The series splits its time between Summer Seventeen and fragmented flashbacks to Summer Fifteen, slowly revealing a tragedy that reshaped the family forever. It’s a puzzle box of memories, regret, and privilege, where every new clue is another gut-punch.
One of the strengths of We Were Liars is its willingness to go darker than most YA adaptations. The show doesn’t flinch from tackling themes like generational wealth, racism, emotional manipulation, and inherited trauma. The island, once idyllic, becomes almost gothic in tone as the layers are peeled back. Especially in scenes where Cadence confronts her controlling grandfather or wanders alone in the shadowy halls of her family’s estate, haunted by things she can’t yet name.

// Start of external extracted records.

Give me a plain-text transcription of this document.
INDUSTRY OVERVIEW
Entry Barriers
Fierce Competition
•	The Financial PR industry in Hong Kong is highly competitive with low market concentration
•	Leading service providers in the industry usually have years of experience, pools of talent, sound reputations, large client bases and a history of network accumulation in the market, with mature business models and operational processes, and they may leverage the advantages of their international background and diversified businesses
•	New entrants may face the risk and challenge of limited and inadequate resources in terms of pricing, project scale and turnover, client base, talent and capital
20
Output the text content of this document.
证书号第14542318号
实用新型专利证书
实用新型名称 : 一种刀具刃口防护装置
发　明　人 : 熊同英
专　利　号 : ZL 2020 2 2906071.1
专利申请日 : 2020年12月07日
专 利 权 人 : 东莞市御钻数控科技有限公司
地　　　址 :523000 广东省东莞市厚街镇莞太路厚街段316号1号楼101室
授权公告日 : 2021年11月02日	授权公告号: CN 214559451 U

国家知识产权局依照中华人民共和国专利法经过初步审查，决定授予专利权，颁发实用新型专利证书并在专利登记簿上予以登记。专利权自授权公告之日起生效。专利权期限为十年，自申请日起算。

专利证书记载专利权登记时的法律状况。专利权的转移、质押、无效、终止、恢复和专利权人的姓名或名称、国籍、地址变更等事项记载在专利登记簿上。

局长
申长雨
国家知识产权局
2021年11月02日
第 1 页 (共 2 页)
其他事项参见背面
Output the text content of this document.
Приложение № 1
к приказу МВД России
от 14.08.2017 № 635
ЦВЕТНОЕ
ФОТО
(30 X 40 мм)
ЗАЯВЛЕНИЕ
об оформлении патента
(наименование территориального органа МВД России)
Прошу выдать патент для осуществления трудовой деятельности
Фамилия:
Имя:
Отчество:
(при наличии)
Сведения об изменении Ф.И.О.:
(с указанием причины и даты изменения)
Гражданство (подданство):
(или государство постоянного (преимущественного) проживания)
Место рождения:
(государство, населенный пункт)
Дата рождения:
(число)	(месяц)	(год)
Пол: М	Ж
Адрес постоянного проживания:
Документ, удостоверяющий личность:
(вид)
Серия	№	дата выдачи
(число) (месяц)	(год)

Shubham Maheshwari is a standout as Gat, giving the show a moral center amid the Sinclair family’s moral rot. Esther McGregor as Mirren brings a quiet melancholy to the role, while Mamie Gummer, in an expanded arc as one of the Sinclair daughters, helps flesh out the adult dysfunction in a way that feels earned rather than soapy.
Where the show stumbles is in its structure. The timeline hopping can be confusing, especially early on, and a few subplots (particularly involving the adult siblings and their inheritance games) feel like padding more than essential narrative. There’s also an over-reliance on voiceover that sometimes tells instead of shows. Still, by the time the truth fully unravels in the final two episodes, the emotional blow lands hard.
We Were Liars won’t be for everyone. It asks for patience, rewards emotional investment, and isn’t afraid to get messy. But for those drawn to haunting summer stories full of fractured families and twisty revelations, it delivers. It’s a show that understands the weight of secrets and the cost of telling the truth.
Beautifully shot, occasionally uneven, and emotionally gutting, We Were Liars makes its mark. It makes a great limited series, and I don't feel a second season would live up to this one. But Amazon may decide to return to Beechwood after all.